Put aside the fact that, since his release from WWE many moons ago, Sean O’Haire has become a talentless MMA fighter who can only land good blows against whatever woman he is currently dating. Take us to WCW in 2000 when the ship is sinking. One of the silver linings is this fresh-faced newcomer who is jacked to shit, a decent talker and can do a Swanton Bomb better than Jeff Hardy.
WWF saw his potential and, instead of keeping the green-as-goose-shit O’Haire on TV, sent him to OVW to get better in the ring.
Smash cut to late 2002 and guess who is in charge of Smackdown? The bloated, crazy genius himself: Paul Heyman.
Heyman builds an idea for O’Haire as the ultimate devil’s advocate character. Many online saw it being akin to Tyler Durden in “Fight Club.” Many online also knew the amount of potential O’Haire had and watched these promos just as I did, saying the following:
“THAT WAS SO FUCKING AWESOME. HE IS GOING TO BE THE NEXT BIG THING. WHAT AN AWESOME IDEA. HE IS MADE FOREVER.”
Every week, I would wait for the Sean O’Haire vignette and it had the entire internet buzzing about what would happen once in debuted on TV.
Finally, O’Haire debuts and he…convinces Spanky to streak? Gets Dawn Marie to flash the crowd?
Not really cutting edge stuff, but maybe it is just a slow start.
After several months of doing NOTHING, O’Haire is brought back as Roddy Piper’s apprentice. The “Devil on Your Shoulder” character is gone. He has Piper talk for him. He is just another guy lost in the shuffle.
Before you know it, Sean O’Haire is gone.
Not to steal a bit from Jon Stewart, but tell me what you think about that, Guy from the movie “Scanners.”
MY THOUGHTS EXACTLY!!!!
An evil-looking advocate for all of the sins and guilty pleasures in the world. ..that’s a mint in the world of wrestling. He could turn babyface after babyface heel by convincing them to do what they, deep down, really want to do. Vice versa, as a rebel babyface, this character could pry and pull at a heel and weaken him to the max.

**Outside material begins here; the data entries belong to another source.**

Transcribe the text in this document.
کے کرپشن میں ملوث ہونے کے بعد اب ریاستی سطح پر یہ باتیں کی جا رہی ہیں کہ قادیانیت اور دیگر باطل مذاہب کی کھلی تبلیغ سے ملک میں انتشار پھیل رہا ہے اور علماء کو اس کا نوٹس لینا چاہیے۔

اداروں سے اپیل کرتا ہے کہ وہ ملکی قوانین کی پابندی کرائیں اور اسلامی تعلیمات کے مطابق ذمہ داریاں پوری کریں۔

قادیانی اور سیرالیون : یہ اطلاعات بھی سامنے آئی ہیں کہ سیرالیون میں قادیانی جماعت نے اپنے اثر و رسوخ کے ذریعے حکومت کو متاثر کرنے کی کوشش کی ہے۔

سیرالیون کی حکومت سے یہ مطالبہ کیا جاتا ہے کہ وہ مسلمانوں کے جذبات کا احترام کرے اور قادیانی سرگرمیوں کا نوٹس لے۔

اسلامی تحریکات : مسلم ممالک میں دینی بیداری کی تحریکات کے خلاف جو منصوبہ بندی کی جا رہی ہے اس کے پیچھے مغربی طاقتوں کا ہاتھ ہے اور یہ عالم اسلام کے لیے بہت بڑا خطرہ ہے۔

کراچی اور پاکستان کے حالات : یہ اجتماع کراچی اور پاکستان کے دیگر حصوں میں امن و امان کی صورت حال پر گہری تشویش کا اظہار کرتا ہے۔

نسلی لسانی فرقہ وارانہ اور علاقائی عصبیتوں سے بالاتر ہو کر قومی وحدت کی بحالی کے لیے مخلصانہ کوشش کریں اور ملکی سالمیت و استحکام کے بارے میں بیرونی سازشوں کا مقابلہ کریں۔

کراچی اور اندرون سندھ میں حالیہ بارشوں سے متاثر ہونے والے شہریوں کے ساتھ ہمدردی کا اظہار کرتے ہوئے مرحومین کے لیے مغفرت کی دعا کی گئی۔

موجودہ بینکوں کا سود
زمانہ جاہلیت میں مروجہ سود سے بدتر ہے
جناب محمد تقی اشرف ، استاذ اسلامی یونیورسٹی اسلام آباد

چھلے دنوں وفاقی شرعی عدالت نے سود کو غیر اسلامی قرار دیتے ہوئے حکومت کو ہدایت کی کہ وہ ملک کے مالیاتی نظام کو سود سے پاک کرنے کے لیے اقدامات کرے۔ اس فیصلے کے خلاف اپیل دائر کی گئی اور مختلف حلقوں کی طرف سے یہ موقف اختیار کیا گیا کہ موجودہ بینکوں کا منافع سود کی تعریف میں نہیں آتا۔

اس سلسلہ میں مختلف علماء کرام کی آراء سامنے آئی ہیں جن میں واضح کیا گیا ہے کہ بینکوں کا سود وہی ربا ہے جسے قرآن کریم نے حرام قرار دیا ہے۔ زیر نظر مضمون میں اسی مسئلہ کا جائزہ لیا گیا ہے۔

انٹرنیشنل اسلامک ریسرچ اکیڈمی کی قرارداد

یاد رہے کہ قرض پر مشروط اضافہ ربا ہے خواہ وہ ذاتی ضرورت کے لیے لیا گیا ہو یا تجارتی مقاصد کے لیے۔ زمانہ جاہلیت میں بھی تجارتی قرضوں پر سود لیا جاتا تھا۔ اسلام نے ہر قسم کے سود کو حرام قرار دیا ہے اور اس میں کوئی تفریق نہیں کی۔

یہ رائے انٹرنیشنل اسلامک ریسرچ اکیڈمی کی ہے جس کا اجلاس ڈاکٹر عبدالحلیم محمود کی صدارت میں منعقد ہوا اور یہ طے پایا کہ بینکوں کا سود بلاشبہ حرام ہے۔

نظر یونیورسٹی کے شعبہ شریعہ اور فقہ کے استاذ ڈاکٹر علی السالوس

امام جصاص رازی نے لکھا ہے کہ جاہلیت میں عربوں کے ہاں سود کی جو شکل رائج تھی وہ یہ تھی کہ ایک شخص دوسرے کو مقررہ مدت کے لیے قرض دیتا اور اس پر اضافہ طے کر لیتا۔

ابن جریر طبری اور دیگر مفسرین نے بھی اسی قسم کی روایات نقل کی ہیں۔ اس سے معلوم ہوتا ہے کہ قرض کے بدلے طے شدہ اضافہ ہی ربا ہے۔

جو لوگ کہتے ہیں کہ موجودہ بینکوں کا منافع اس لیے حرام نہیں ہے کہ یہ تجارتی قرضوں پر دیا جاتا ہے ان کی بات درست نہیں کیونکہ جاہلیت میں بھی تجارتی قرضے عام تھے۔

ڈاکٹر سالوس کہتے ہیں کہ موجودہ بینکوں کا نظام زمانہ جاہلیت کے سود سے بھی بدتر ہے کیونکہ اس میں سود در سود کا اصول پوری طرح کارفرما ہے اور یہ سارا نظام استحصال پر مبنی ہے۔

Taking culture apart and using it against, not only his opponents, but the crowd as well is a unique concept that should have been huge for WWE and O’Haire, who played the part wonderfully (I’m noticing a theme here).
It’s never too late. An unused talent like Tyler Reks or Trent Barreta could give life to their careers by telling us to do what we want to do when we know we can’t. A skilled talker like Damien Sandow or Dean Ambrose could make it big on the main roster with this gimmick (although Ambrose should just keep doing what he’s doing, but that’s for another article). Someone who hasn’t found their voice on the mic like Seth Rollins or even Mason bleeping Ryan would have a great shot of superstardom if they just told us what we already know.
Or, maybe Sean O’Haire can stop going Dentist in “Little Shop of Horrors” on everybody and bring it back.
Be Nike in this instance, WWE. Just do it.
That goes for all of these ideas. Don’t trot stereotypes like Hunico out that TNA has already offended with. Don’t give talented guys like Matt Morgan a stuttering gimmick. Look in the vaults and find those gems that have all their mileage left in the tank.
Just don’t bring Mantaur back. I will be forced to like him all over again.